Perhaps that's why it's considered insignificant, easily passed off to machines invented by men. Certainly most of us raised on cheap, machine-made clothing can't imagine the amount of artistry or the number of hours that went into every thread people wore back when it was all handspun.
When I first took up a spindle, it was to connect with my foremothers, stretching back for millennia with spindles in their hands. I wanted to know what their lives were like. But as I grew addicted to the peaceful movements of drafting and the hypnotic motion of the whorl, I began thinking there was nothing remotely dated about it. There is no reason why a person of today wouldn't want that transformative power, turning wool, flax, or cotton into something altogether different, something useful.

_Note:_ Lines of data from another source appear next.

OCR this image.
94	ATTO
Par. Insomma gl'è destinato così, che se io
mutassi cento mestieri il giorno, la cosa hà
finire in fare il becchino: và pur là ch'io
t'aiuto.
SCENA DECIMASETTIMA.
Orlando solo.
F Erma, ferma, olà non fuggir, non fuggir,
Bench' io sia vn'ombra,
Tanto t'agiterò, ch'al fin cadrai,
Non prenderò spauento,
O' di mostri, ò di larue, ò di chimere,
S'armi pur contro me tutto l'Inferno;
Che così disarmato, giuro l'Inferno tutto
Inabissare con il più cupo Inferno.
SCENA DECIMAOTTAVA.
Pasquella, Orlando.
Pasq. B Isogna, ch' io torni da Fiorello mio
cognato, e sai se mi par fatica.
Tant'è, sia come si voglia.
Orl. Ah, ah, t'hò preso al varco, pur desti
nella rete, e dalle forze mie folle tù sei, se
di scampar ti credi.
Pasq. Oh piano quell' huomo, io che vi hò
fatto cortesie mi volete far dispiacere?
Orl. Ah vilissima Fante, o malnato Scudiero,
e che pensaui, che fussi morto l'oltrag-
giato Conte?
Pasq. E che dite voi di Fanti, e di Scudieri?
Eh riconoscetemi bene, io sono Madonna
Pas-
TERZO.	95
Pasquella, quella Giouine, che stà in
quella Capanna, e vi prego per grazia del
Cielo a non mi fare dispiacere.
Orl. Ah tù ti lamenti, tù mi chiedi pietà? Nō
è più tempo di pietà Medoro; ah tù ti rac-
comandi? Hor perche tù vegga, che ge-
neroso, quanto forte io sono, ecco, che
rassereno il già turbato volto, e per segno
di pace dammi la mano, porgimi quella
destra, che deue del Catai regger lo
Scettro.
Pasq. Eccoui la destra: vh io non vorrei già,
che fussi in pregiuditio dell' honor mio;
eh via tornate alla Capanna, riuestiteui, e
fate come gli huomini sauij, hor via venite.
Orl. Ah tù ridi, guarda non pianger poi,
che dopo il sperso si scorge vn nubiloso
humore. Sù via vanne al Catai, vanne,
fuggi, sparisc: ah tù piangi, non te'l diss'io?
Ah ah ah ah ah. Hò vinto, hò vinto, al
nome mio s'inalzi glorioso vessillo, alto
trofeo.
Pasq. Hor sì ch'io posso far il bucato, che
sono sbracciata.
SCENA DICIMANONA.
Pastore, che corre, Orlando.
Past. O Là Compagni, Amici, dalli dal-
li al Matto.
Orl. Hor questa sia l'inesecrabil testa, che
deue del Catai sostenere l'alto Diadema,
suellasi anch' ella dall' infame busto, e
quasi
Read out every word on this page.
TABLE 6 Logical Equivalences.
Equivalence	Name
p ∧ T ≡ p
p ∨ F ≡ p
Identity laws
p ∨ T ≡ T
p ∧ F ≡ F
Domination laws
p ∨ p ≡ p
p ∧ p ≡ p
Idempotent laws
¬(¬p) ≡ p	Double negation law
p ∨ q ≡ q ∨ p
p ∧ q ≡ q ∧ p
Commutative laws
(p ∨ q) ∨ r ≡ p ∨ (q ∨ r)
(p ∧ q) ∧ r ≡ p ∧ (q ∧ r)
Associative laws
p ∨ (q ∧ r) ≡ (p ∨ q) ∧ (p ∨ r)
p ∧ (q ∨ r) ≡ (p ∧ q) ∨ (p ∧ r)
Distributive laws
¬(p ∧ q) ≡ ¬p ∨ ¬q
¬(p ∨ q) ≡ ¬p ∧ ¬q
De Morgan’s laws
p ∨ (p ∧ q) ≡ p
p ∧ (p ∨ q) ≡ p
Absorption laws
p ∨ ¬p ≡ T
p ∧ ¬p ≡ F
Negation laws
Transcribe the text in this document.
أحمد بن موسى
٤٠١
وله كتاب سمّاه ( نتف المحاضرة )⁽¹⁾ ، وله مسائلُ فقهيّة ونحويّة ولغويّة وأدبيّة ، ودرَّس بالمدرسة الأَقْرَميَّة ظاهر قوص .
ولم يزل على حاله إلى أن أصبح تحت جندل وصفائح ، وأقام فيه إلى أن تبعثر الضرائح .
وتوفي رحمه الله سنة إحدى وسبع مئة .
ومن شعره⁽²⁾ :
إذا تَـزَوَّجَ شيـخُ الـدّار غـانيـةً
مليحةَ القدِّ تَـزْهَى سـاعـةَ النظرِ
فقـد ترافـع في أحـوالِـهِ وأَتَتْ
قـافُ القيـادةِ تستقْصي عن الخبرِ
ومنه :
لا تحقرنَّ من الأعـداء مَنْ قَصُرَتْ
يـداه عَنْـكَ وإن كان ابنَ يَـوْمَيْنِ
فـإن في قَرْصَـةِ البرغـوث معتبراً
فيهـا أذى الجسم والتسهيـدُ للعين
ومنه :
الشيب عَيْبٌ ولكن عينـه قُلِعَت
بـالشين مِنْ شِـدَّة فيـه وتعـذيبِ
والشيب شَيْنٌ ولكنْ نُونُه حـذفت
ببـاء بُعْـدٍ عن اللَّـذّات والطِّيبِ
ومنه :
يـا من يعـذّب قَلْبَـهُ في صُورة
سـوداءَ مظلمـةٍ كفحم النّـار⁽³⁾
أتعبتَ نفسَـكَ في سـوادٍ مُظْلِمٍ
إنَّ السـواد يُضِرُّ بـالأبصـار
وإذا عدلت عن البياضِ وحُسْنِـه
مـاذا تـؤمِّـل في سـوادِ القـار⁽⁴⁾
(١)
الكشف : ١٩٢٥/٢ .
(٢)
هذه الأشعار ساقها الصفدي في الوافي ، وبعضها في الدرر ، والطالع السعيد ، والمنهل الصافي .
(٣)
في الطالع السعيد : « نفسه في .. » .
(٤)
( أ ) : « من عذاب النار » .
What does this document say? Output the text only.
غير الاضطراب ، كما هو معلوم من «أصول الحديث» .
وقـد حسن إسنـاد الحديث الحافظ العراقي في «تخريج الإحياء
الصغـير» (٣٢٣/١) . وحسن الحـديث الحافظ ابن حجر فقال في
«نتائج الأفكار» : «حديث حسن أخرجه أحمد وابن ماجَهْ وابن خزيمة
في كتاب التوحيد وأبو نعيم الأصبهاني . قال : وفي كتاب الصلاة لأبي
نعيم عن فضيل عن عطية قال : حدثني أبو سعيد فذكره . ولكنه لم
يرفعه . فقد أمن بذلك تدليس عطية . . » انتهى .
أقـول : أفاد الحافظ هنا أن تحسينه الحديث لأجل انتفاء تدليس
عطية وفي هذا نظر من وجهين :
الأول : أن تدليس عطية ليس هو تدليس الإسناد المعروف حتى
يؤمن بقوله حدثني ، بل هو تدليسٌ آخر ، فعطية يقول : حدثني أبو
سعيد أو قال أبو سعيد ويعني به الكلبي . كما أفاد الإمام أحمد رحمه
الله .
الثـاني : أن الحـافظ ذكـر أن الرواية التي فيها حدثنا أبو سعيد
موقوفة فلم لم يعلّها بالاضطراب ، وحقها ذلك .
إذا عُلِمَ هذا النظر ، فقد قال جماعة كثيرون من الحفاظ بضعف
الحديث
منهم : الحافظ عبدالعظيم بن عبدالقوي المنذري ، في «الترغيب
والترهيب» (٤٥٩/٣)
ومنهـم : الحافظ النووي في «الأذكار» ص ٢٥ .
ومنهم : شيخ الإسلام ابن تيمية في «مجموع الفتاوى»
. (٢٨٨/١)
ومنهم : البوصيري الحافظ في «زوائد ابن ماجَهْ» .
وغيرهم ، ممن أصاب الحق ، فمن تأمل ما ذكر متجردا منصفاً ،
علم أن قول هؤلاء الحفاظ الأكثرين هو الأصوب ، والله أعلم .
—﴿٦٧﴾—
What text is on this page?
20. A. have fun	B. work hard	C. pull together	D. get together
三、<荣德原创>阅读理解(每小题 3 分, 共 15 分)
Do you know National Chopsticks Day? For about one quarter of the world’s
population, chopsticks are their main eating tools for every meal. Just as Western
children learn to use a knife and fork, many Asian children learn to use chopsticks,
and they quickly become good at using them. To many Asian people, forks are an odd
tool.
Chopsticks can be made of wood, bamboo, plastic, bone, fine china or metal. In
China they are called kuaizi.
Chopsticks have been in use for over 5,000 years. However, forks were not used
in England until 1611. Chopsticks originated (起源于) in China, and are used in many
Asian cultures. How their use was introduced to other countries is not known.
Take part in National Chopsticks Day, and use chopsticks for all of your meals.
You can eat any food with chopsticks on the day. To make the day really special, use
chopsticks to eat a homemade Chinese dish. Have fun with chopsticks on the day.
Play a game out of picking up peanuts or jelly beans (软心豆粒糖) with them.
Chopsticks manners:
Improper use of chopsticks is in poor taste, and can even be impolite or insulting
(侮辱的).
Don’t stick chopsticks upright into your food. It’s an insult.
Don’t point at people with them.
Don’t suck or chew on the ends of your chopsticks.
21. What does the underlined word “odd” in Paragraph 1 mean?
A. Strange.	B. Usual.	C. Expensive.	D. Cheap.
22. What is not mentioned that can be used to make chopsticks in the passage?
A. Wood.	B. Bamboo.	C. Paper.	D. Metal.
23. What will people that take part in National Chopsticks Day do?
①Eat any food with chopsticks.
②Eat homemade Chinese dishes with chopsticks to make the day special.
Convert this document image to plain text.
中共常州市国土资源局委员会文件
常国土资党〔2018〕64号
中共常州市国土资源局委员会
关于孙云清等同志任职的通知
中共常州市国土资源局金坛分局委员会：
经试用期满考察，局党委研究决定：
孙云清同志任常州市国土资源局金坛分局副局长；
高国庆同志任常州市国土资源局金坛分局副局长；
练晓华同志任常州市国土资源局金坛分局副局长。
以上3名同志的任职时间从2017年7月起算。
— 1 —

After all, when you make a machine to do the work of a person, you take something from the person. You take the skill, take away the need to pass on that skill and hone it. And you also take power. We have grown up our entire lives thinking, "If only there were a shirt like that one, only in blue. If there were only a yarn like that one, but softer. If only I could afford to buy what I want to wear."
When you spin, you rely on no one but yourself. All the decisions are yours, and all the power. It's then your choice what you want to do: grow your own flax, or buy it; knit a cowl or weave a shawl; collaborate with someone else to produce a finished product, or do it all yourself.
This might still seem like something small. But little things like spindles can be the weapons of a revolution -- a revolution where people take back their power from machines in little ways that make a difference to them. The swords of a few can't prevail over the spindles, shuttles, shovels, saws, and hands of the many.
And what will that revolution win? It depends on what you want. Independence, a sense of accomplishment, inner peace, control, a way to bond with other people over art. The spindle is my key to all those things. What is yours?